On peut résumer ainsi la situation de la Chine en 1986 : c’est un pays de plus d’un milliard d’habitants, SOIT 23% DE LA POPULATION MONDIALE, QUI NE DISPOSE QUE DE 7% DES TERRES CULTIVABLES DE LA PLANETE. Et l’on ne peut qu’être admiratif en constatant comment chaque mètre carré est mis en valeur. A titre de comparaison, en France, 32% des terres sont cultivables, contre 14% en Chine, du moins dans l’état actuel des choses.

Les dirigeants chinois ont commis deux erreurs fondamentales : la première, pour mémoire, c’est la révolution culturelle, qui à terme, n’aura que peu de conséquences ; la deuxième, quasi irréversible, c’est de ne pas avoir écouté, au lendemain de la « Libération » (1) ceux qui prônaient déjà la limitation des naissances. Résultat : un doublement de la population en trente ans. En 1949, la population était « estimée » à 450 millions. Or, le recensement terminé en 1953 donna un chiffre de 540 millions. Avec la baisse de la mortalité (2), surtout infantile, la population ne pouvait que croître rapidement. Dès 1970, une véritable course de vitesse s’est engagée pour que l’augmentation de la production dépasse celle de la population. Il était temps : le recensement de 1982 fit apparaître un chiffre de 1,032 milliard d’habitants et ce, malgré les campagnes contraceptives.

Des dispositions drastiques ont été prises : 1 enfant par famille à la ville, 2 à la campagne. Campagne d’affiches, avantages aux familles n’ayant qu’un enfant (attribution d’un logement, par exemple), gratuité des contraceptifs, de l’avortement etc... Malgré cela, la population continue de croître d’environ 13 millions par an : en effet, les villes ne représentent que 20% des habitants et très souvent à la campagne le niveau de 2 enfants se trouve dépassé.

Cependant, les dirigeants se sont fixé 2 objectifs à l’horizon 2000 :
1) une population stabilisée à 1,2 milliard d’individus ;
2) un revenu moyen de 2.300 yuans contre 720 aujourd’hui, soit une multiplication par 3,24.

Il faut savoir-ce qui ne laisse pas d’être inquiétant - que la Chine + l’Inde représentent aujourd’hui 40% de la population mondiale, mais ne totalisent que 3,82% du produit mondial brut, soit moins que la France seule. Il y a donc urgence pour que les dirigeants chinois fassent « décoller » leur pays, s’ils veulent sortir du sous- développement qui pèse sur la plus grande partie du monde.
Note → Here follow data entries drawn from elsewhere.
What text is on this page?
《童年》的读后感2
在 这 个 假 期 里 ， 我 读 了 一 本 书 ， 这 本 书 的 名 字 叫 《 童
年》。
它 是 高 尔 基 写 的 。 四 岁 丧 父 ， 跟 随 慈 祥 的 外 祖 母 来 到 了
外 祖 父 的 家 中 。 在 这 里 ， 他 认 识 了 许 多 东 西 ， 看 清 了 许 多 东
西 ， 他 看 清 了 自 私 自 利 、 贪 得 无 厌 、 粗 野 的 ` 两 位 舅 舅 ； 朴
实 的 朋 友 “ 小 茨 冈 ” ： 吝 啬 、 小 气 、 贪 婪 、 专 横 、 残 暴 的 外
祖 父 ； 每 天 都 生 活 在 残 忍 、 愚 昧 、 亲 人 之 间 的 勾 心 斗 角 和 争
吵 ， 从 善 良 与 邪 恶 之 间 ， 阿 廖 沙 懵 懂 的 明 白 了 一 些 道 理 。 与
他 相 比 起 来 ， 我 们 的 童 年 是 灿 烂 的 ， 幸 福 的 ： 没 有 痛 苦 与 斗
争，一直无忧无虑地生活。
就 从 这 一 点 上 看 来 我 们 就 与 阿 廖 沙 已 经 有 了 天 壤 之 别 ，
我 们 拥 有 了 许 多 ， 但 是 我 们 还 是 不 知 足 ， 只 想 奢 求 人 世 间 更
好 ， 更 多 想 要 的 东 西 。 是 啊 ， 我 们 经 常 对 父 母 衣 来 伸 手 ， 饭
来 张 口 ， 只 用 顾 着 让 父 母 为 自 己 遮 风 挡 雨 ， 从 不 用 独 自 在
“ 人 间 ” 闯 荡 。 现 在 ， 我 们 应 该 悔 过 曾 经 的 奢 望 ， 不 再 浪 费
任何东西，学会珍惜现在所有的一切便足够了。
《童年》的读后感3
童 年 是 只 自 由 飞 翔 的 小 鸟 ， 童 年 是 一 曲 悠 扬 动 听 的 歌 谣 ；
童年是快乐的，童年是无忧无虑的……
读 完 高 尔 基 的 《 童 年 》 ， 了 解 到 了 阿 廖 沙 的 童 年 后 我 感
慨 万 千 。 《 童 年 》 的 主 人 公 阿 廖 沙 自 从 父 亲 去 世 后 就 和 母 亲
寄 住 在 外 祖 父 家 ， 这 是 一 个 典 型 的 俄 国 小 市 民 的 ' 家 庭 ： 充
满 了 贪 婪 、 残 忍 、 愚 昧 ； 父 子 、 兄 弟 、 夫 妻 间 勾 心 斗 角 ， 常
Voilà donc, planté à grands traits, le « décor » dans lequel se joue le sort de la Chine d’aujourd’hui et de demain ; et, par voie de conséquence, sans doute, le sort du monde.
Et maintenant quelques, aperçus caractéristiques de la Chine de 1986.

" LOGEMENT
La Chine est un immense chantier. Les villes sont truffées d’immeubles en construction, quelquefois en préfabriqué, le plus souvent en briques, matériau national par excellence. Au départ, les immeubles ne comprenaient souvent que 4 ou 5 étages, sans ascenseur. Face à l’augmentation de la population (une ville comme Pékin a vu croître en 30 ans sa population de 2 millions d’habitants, soit l’équivalent de Paris intra-muros), les immeubles atteignent 15 à 18 étages. Les appartements nouveaux, pour un couple avec enfant, comptent 3 pièces pour 30 à 40 m2, ce chiffre ne comprenant pas cuisine et sanitaires.
A la campagne, beaucoup de petites maisons neuves, coquettes, toujours en briques : celles-ci sont faites de matériaux locaux, obtenus dans de nombreux fours à chaux et des fours à briques et à tuiles.
C’est à ce prix que la Chine a pu loger en 3 décennies 500 millions de nouveaux habitants, 10 FOIS LA,, POPULATION DE LA FRANCE.

" NIVEAU DE VIE
Nous avons déjà vu les objectifs pour la fin du siècle. Pour nous en tenir au présent, constatons qu’entre 1975 et 1984, le revenu national global a doublé. L’accroissement de la consommation par tête est passé d’une moyenne de 7% entre 1979 et 1983 à 11% en 1984. Les salaires sont certes peu élevés : 70 à 150 yuans par mois (un yuan = environ 2 francs). Un ministre touche 250 yuans. Effrayant à première vue, même pour un smicard français. Il faut en réalité traduire en pouvoir d’achat et savoir qu’il n’y a ni retenue sociale, ni impôts. Un loyer coûte de 3 à 5 y. Pour un yuan, on a 3 kg de riz. La Chine n’a pas faim. Les gens sont très correctement vêtus, souvent avec coquetterie, surtout depuis l’abandon, il y a quelques années, du « bleu de chauffe » national, qu’on ne trouve plus guère que dans les campagnes. Une paire de chaussures vaut de 7 à 15y. ; une chemise de 5 à 7 ; un pantalon de 12 à 20.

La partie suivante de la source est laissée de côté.